O of Climate Change leads to dangerous waves heat wave in the Northern Hemisphere this week and will continue to cause dangerous weather for decades to come, according to research.
“This is a global heatwave that we are experiencing right now. This puts heat in the context of our decisions,” said Cristiana Figueres, former head of the UN climate agency.
How climate change is causing heat
As the continued burning of fossil fuels releases more carbon emissions into the atmosphere, the air can trap more heat from the sun – causing average global temperatures to rise over time.
The global average temperature has already risen by nearly 1.3 degrees Celsius (2.3 degrees Fahrenheit) since the start of the industrial revolution, when Western countries began burning coal and other fossil fuels. This higher baseline means that climate change is already making all heat waves hotter than they would be without global warming. They are also becoming more frequent overall – and more dangerous.

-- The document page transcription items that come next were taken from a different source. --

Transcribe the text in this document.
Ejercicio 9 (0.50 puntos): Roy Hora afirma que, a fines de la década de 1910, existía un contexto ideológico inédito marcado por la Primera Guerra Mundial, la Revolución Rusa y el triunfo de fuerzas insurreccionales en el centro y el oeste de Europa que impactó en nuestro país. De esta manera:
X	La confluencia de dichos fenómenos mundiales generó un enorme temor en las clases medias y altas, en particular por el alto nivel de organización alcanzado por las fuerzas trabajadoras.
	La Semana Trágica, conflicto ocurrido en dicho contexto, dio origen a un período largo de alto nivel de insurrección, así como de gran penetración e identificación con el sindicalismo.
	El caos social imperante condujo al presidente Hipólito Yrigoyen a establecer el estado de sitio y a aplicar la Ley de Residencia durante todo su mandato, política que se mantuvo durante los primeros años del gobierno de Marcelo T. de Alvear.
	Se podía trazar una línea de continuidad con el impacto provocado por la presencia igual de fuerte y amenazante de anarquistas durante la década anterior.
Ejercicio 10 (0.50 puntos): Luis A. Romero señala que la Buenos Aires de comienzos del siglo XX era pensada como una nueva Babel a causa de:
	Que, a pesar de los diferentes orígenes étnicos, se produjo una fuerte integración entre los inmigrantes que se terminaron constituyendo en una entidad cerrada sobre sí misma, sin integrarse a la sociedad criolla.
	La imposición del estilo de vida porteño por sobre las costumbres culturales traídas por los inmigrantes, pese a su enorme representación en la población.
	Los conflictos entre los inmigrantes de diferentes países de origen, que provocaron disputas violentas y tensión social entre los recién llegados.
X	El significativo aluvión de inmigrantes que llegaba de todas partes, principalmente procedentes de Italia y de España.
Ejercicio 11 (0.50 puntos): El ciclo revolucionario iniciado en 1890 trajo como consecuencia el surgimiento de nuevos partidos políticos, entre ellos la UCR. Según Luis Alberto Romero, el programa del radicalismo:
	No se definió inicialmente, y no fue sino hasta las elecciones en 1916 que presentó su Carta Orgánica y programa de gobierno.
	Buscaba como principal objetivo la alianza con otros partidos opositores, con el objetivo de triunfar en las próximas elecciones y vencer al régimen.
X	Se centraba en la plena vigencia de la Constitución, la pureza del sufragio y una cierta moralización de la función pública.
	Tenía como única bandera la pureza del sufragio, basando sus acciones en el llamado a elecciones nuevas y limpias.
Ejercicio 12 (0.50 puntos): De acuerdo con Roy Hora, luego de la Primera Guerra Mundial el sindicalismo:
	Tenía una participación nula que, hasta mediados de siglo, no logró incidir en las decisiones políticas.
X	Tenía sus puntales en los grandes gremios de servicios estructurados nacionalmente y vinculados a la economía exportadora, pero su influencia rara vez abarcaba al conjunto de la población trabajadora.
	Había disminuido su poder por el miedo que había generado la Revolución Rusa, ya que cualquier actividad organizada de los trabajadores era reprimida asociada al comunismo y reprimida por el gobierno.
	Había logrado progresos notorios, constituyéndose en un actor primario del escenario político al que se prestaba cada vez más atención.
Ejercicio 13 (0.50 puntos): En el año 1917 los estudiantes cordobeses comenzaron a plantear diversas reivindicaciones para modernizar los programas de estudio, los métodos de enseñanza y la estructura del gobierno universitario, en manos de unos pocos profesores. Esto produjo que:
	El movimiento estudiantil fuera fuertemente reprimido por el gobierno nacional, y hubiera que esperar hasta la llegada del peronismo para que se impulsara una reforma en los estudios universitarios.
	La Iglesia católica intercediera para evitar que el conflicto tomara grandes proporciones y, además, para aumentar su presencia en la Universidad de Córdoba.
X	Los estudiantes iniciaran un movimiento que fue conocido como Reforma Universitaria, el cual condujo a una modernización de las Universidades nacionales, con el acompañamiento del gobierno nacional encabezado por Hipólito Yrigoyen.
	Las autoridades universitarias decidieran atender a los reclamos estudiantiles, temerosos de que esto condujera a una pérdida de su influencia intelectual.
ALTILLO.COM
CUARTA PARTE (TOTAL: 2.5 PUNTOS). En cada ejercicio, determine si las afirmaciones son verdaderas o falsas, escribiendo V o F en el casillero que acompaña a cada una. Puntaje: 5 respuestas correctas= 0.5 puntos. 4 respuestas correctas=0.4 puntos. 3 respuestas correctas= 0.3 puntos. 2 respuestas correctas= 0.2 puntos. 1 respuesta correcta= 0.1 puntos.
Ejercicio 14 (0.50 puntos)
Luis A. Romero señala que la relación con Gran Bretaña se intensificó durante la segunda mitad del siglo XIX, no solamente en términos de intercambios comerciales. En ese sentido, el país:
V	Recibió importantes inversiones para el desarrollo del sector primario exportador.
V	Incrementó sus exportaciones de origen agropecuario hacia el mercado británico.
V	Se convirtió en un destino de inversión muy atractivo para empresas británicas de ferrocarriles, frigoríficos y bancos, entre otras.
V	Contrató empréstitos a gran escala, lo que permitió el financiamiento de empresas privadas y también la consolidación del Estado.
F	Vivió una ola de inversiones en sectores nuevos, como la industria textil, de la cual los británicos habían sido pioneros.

Each major heat wave “has become significantly more dangerous and hotter of what would be the result of human-induced climate change,” UCLA climatologist Daniel Swain told reporters earlier this month. “At this point, this is almost a trivial claim because there is so much evidence to support it.”
How important is climate change?
In addition to global warming, there are and other factors and conditions which can affect hot flashes. Weather systems such as El Niño or La Niña can have a major impact, along with regional air circulation patterns.
Land cover may also play a role, with dark surfaces and built environments tending to heat up more than white reflective surfaces or natural systems such as forests or wetlands.
To find out exactly how much climate change has affected a particular heat wave, scientists carry out “performance studies”. They have conducted hundreds of such studies over the past decade, running computer simulations to compare current weather systems with how they might have behaved if humans had not changed the atmosphere’s chemistry over the past century.
For example, scientists at World Weather Attribution found that the dangerous heat wave that hit South Asia in April was 45 times more likely to have happened thanks to climate change. During this heat wave, thermometers in the city of Kolkata in northeast India reached 46 C (115 F) – 10 degrees above the seasonal average.
What can we expect?
Even if all carbon dioxide emissions stopped today, the world has already emitted enough to ensure that climate change will continue to increase temperatures for decades.
The world needs to halve emissions from 1995 levels by 2030 – and reach net-zero emissions by 2050 – to have the opportunity to keep the average global temperature increase at around 1.5 C (2.7 F ) above the pre-industrial average, according to scientists. at the Intergovernmental Panel on Climate Change.
The fact that millions of people “in the United States are experiencing unprecedented heatwaves is indicative that we have not yet faced the worst of climate change,” Figueres told Reuters on Thursday.